I hope we are able to read that in a non-threatening and non-judgemental way just for a moment. For children?
Having children really changes your perspective on life. You get to see, rather than experience, the transition from helplessness to earned security and self-dependency. Becoming "responsible" rather than being a jangling bag of nerves, confused and dependent, with no patience or situational awareness of time or space, is an epic milestone. Some of us take longer to get there. Not all of us get there.
We find, perhaps not by accident, that the kind of technology capitalism begets and the influence of that technology on culture, does feel a little bit like that of a child. As climate change is forcing us to confront that and rapidly grow-up with respect to energy tech, I think smartphones, AI and social media are similarly provoking a crisis of maturity around communications technology.
Thinking about our responsibilities is an escape from the frustration of childhood. We have to face, viz Sartre, the burden of condemnation to be free. Free to make anything and everything we like of digital technology, including all that we mustn't. Or in Snowden's words, "Just because we can, doesn't mean we should". Peter-Pan Capitalism, and its lust for ubiquity, immediacy, omnipresence, omnipotence, omniscience, absolute safety and unqualified freedom, will not serve us in navigating a world we've furnished with adult technology like atom bombs, AI and mind control networks.

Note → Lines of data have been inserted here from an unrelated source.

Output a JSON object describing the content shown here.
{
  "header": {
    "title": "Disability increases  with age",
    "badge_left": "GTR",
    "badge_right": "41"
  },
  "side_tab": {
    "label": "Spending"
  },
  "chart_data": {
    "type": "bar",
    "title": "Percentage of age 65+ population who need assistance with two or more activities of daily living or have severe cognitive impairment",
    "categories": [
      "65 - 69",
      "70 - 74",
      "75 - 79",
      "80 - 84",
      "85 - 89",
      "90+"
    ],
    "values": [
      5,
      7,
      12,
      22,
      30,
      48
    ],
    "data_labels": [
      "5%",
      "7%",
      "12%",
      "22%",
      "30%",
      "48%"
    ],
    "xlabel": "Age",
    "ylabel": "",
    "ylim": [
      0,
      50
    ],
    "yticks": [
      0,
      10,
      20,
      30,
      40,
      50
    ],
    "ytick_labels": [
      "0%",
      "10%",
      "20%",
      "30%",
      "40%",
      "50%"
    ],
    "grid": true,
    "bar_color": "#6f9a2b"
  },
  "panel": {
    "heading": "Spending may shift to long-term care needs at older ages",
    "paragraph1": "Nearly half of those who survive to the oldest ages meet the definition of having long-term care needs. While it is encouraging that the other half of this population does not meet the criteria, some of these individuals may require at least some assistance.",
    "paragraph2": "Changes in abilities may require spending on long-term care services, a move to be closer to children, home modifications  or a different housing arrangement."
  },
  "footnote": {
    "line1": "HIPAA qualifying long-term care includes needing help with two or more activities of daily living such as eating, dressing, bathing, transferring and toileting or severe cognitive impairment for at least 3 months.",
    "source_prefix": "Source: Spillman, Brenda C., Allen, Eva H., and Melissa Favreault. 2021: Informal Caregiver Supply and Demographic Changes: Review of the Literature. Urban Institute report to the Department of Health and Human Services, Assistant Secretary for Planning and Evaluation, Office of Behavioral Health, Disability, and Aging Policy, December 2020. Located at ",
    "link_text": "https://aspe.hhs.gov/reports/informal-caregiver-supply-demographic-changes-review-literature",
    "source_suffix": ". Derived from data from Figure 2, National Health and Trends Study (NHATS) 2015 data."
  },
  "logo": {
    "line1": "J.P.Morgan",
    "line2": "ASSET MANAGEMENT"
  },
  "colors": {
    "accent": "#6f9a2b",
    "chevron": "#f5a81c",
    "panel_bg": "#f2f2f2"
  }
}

And since digital technology is built by we the people a more mature relation with it might also adjust our relation to needs and resources, government, intelligence, the law, police, health, education, religion and all the other things we need other than a facsimile of social-connection and entertainment.
For those opposing tyranny and ignorance it may provide us with weapons we had never dreamed of in the fight against corrupt and lazy creeds like "surveillance capitalism" which trades in our dignity, and corporate "enshitification" that preys on our gullibility.